Tadinya, saya mau bawa, tapi dusunnya terlalu jauh dari ibukota propinsi Kalimantan Tengah, jarak tempuh transportasi saja, dua hari dua malam naik kapal air ke Muara Teweh, dilanjutkan naik kapal kecil selama 4 jam.
Kabarnya di lokasi KKN, tak ada dokter, hanya dokter kunjung seminggu sekali, itupun kalo ada dengan puskesmas terapung. 

Nah, kalo ada apa-apa dengan anak saya, bisa-bisa penyesalan seumur hidup.

Keputusan terakhir, terpaksaaa saya menitipkan
anak satu-satunya ke tempat orangtua di Bogor...padahal anak lagi lucu-lucunya, baru bisa bicara satu kata, memanggil saya; Mama
(Sedihnya, kalau mengingat masa itu)

Anak saya cukup beruntung, punya nenek yang sangat perduli kesehatan, apalagi cucu pertama di keluarga kami.

Untuk memenuhi nutrisi dan pertumbuhan cucu, ibu saya melanjutkan dengan memberi susu formula.

Merk Susu formula yang dikenal ibu saya, hanyalah SGM saja, suerrr...susu formula ini sudah  dikenal satu generasi ke generasi lain. Alhamdulillah, susu pertumbuhan SGM cocok dengan anak saya.

Saya baru bertemu kembali setelah empat bulan, senangnya anak saya sehat gemuk lucu, sangking deketnya dengan nenek, ibu saya di panggil: Mama...hah! Adohh.

Wajah Pendidikan di Indonesia

Tiga bulan di dusun terpencil, saya mengabdi menjadi guru SD adalah kebahagiaan tersendiri. Sekolah yang sangat sederhana, terbuat dari papan...Itupun masih bersyukur, ada sekolah di desa terpencil, sekalipun gurunya cuman dua orang saat itu. Mengajar berpindah-pindah kelas, sebentar masuk ke kelas 3, selagi siswa mengerjakan tugas, guru sementara berpindah ke kelas lain.
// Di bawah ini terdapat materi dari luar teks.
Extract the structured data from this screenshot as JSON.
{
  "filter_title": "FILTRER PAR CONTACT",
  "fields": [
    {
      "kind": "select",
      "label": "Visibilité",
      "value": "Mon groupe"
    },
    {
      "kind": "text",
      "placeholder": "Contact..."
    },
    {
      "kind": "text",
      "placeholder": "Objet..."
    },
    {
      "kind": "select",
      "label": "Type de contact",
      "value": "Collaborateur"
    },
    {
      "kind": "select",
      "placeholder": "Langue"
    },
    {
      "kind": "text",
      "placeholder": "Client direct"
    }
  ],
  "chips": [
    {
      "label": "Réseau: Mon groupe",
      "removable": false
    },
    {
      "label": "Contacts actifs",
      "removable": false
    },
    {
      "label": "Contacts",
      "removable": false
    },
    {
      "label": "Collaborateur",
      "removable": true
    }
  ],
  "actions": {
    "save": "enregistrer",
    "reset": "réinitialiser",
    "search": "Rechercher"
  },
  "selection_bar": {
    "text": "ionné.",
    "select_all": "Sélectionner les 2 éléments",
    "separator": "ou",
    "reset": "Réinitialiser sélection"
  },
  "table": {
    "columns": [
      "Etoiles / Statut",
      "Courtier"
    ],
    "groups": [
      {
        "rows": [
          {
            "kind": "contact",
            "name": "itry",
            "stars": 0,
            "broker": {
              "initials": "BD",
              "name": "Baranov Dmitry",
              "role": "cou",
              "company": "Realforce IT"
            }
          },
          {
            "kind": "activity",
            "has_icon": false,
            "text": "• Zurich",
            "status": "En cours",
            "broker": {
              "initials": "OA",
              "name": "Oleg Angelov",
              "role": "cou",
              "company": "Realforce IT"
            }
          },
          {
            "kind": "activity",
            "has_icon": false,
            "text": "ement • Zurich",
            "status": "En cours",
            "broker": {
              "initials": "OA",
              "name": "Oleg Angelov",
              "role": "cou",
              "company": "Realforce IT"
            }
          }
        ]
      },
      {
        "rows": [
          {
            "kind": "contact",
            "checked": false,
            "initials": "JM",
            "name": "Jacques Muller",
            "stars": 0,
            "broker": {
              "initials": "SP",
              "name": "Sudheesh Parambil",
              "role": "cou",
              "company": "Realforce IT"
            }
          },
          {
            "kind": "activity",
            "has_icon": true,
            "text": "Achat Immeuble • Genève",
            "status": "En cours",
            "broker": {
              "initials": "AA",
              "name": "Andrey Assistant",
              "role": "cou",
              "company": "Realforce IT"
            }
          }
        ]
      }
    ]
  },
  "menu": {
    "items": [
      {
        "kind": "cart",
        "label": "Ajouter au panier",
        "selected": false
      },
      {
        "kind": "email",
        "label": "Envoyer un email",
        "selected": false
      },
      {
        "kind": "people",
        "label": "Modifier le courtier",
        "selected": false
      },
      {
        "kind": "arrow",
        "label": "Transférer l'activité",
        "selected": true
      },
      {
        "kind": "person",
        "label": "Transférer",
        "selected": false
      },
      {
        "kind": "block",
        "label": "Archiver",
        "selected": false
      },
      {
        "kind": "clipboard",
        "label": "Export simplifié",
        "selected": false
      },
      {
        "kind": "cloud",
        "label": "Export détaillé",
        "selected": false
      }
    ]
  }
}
Di kala pagi, di tepian sungai, menanti kedatangan siswa Sekolah Dasar dan SMP memakai jukung(perahu kecil) berangkat sekolah.                                                

Tak banyak siswa yang datang, hanya setengah jumlah siswa di kelas (kadang cuman lima orang saja) kebanyakkan mereka bolos tak berkabar. Biasanya, siswa membantu pekerjaan orangtua menjadi buruh memantat (menoreh) mengumpulkan getah karet. Sebenarnya, mereka, siswa yang bersemangat belajar, sayang terkendala kehidupan yang jauh dari rata-rata, makan saja susah, yang penting kenyang, tak perduli soal kesehatan. 

Senyum yang riang bertemu saya, kadang redup, entah bagaimana masa depan nanti.

Selesai kuliah, saya menjadi guru Ekonomi dan wali kelas XII di Madrasah Aliyah Bogor. Ada beberapa siswa berprestasi, nilai mata pelajaran selalu tinggi. Sayangnya, kadang tak masuk kelas, saya bertanya sebagai wali kelas, kenapa tidak masuk sekolah?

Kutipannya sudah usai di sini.